$(-4339 \cdot 8559) \text{ mod } 43$ without calculator

Question

How can one calculate $(-4339 \cdot 8559) \text{ mod } 43$ without a calculator?

I know that the solution is 8, but just because i used a calculator. What is the correct way when trying to calculate modulo with big numbers? I know Fermats little theorem, but we can't apply it here.

Answer 1

Look for large, but easy to find, multiples of 43 that are close to the numbers you have.
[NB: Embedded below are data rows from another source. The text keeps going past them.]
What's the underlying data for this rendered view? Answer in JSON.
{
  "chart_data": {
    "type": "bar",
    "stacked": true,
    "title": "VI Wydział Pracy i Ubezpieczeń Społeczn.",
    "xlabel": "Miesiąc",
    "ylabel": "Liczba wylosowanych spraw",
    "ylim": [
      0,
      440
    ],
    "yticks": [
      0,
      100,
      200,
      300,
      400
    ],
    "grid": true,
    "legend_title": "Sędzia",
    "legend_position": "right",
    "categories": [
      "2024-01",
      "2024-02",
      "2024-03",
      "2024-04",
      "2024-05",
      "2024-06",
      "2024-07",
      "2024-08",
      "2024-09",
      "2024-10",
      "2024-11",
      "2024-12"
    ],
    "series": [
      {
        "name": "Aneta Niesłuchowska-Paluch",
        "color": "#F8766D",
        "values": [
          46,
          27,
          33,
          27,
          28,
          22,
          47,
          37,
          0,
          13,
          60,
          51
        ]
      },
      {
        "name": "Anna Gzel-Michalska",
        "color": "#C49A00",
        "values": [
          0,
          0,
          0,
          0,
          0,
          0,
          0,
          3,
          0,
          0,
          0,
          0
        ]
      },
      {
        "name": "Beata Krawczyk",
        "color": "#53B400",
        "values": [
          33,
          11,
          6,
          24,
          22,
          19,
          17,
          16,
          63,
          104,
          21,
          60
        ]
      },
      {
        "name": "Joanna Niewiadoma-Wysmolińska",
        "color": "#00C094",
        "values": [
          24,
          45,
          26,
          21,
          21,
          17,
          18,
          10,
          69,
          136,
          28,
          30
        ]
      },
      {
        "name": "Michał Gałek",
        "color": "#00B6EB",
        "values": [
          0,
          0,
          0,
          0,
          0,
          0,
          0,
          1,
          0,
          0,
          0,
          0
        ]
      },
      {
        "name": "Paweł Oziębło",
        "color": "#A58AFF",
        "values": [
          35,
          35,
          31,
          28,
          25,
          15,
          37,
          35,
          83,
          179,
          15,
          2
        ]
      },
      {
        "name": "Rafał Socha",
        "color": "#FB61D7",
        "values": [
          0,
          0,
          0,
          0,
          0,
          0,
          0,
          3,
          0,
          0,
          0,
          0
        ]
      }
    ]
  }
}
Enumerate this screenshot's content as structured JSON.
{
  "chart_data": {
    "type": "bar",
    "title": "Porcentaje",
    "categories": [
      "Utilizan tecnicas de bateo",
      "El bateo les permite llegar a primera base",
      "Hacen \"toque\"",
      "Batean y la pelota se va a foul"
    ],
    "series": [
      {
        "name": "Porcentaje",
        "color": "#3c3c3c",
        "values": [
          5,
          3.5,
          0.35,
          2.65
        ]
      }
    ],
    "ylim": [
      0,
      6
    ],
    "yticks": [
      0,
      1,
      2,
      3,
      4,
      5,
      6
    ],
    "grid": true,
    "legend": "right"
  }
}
Then you can reduce each factor mod 43 and multiply what's left.

Answer 2

You can rewrite it as follows:

$$-4339 \times 8559 = (-101 \times43+4) (199 \times 43 + 2)\equiv 4 \times 2 \pmod{43}$$

because $4339=4343-4=101 \times 43-4$ and $8559=8600-41=200 \times 43 - 41 = 199 \times 43 + 2$

Answer 3

You have that $a\cdot b\pmod{n} \equiv ((a\mod n)\cdot (b\mod n)) \pmod n$

Answer 4

Employing $\ a,b\, :=\, a\cdot 100+b =\,$ radix $100$ notation allowing negative digits $\,a,b\,$ makes it easy

$\!\!\bmod 43\!:\ {-}4339\, = -43,\color{#c00}{-39}\, \equiv\, 0,\:\!\color{#c00}4\ $

$\qquad\qquad\ \ 85,59\, =\ \ \ 86,\color{#0a0}{-41}\, \equiv\, 0,\:\!\color{#0a0}2,\ $ by carrying $1,\,$ i.e. $\ a,b\, =\, a\!+\!1,\,b\!-\!100$

Hence we infer: $\:\! \ {-}4339\cdot 8559\, \equiv\, \color{#c00}4\cdot \color{#0a0}2\,\equiv\, 8\ \,$ by Congruence Sum & Product Rules.

Remark $ $ This is a special case of the universal divisibility test.